2. Faisant suite à la lettre susmentionnée, et en application du paragraphe 3 de l’article 56 du Règlement de la Cour, la République de Colombie fait part de ses commentaires sur lesdits documents et joint à l’appui un certain nombre de documents supplémentaires.
3. En guise de remarque préliminaire, la Colombie fait observer qu’elle ne comprend toujours pas quelles circonstances exceptionnelles ont conduit le Nicaragua à présenter ces nouveaux documents à un stade aussi tardif de la procédure, alors qu’elle-même a déjà presque achevé de se préparer pour les audiences. En effet, que ce soit dans sa demande du 30 juillet 2021 ou dans ses commentaires inopportuns2 sur les observations faites par la Colombie au sujet de ladite demande, le Nicaragua n’a fourni ni les raisons pour lesquelles ces documents étaient nécessaires ni celles pour lesquelles ils n’avaient pu être soumis plus tôt. En outre, la Colombie a disposé de neuf jours à peine pour formuler ses commentaires à leur sujet.

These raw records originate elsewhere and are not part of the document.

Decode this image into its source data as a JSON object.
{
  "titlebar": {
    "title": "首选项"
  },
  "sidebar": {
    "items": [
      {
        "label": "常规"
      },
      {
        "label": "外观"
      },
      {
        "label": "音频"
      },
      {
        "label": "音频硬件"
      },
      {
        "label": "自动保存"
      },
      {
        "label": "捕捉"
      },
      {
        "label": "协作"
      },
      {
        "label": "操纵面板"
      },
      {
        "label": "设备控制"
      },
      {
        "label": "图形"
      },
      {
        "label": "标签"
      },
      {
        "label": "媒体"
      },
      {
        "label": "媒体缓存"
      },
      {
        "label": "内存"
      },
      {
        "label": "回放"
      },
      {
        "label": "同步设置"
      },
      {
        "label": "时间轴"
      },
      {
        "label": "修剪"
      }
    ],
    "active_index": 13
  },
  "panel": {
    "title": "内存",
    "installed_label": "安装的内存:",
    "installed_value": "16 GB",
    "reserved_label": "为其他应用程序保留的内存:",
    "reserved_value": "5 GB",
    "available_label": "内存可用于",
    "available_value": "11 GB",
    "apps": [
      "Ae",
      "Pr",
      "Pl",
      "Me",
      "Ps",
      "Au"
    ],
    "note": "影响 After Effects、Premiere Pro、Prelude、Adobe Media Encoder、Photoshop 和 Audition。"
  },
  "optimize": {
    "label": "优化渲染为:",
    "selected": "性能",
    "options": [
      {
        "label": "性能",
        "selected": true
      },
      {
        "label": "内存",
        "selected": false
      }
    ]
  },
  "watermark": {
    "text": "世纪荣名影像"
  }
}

4. La Colombie rappelle pour sa part qu’elle participe à la présente procédure de bonne foi et en respectant les dispositions du Statut et du Règlement de la Cour concernant la présentation des écritures et des moyens de preuve.
5. Les commentaires de la Colombie se divisent en trois parties principales (B, C et D). Dans la partie B, la Colombie examine l’absence de compétence de la Cour à l’égard des faits dont il est question dans les nouveaux documents. Dans la partie C, elle explique, au sujet de ces documents, qu’elle n’a violé ni les droits souverains ni les espaces maritimes du Nicaragua. La partie D, enfin, présente les conclusions de la Colombie concernant les affirmations avancées par le demandeur sur la base desdits documents.
B. La Cour n’est pas compétente pour connaître des faits dont il est question dans les nouveaux documents
6. La deuxième série de nouveaux documents par lesquels le Nicaragua tente, une fois encore, de compléter son argumentation se résume à une note diplomatique de la Colombie en date du 15 février 2021 (annexe 3 du Nicaragua)3 et la réponse du demandeur à cette note, datée du 16 février 2021 (annexe 4 du Nicaragua).
7. Ces notes concernent une loi promulguée par l’Assemblée nationale nicaraguayenne quelques jours auparavant, le 2 février 2021, portant création de ce que le Nicaragua appelle la
1 Note du Nicaragua no HOL-EMB-384-2021 en date du 30 juillet 2021.
2 Note du Nicaragua no HOL-EMB-418-2021 en date du 17 août 2021.
3 Les versions espagnole et anglaise de l’annexe 4 soumise par le Nicaragua sont différentes. Dans la première, le demandeur indique que la note de la Colombie porte le numéro «S-DRVE-21-003007», tandis que, dans la seconde, il indique qu’elle porte le numéro «S-DVRE-21-003007».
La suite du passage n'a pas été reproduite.